In an alien world, one of the avatars of Dream is killed, which shouldn't be possible and yet happens. It draws all the versions of him from every culture all over the universe together to find out what happened, and leads to a galactic war caused by an insane star. And that, in turn, is caused by an old mistake that Dream now has to deal with.
Overture is a stunningly gorgeous work, full of beautiful art, wild inventiveness, and guest appearances by several of the beings we know from the series itself. It's a space opera and a very personal story told just a little out of sequence. It's a myth. It's a last hurrah for the series, and it's an explanation for why Dream of the Endless, a very powerful being almost as old as the universe, was able to be captured and held against his will at the very beginning of the first issue.
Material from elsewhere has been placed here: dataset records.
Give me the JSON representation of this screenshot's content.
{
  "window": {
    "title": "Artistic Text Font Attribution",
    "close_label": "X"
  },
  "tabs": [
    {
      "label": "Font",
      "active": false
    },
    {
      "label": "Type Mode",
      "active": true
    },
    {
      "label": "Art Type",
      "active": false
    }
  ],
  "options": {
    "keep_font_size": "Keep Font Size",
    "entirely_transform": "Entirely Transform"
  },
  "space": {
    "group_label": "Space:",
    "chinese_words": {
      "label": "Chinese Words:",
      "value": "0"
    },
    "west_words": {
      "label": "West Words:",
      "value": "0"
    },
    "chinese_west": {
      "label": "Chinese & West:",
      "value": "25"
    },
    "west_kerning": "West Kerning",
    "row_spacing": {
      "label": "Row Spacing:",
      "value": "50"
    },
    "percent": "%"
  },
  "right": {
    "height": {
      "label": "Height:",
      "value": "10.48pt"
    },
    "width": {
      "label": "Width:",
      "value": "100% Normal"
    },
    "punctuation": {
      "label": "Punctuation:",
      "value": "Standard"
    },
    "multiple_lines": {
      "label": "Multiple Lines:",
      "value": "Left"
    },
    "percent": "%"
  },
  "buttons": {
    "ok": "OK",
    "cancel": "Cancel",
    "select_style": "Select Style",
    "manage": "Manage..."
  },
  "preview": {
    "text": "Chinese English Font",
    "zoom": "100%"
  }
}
It has that same delicate and well-spoken touch that the main series is known for, and it manages to miss most of the nostalgia coming so long after the series ended could have brought with it. It's a return, but it's mostly just another story—albeit a large and intricate one.
The six issues collected here tell a long and sometimes branched and rambling story, but do it with a perfect economy of space; no page is wasted, every speech-bubble is necessary, and it functions both as the top of what comics can be and an art form that breaks out of the comics framework. It's exciting to read. It's engrossing.
The Deluxe Edition includes interviews, discussions about artistic choices, and ephemera like script notes and sketches that help round out the experience. And the book is gorgeous, from the cover to the nebula-printed pages that could have been left blank and weren't, to the art of the comic itself. It's more than worth having, and it's more than worth reading.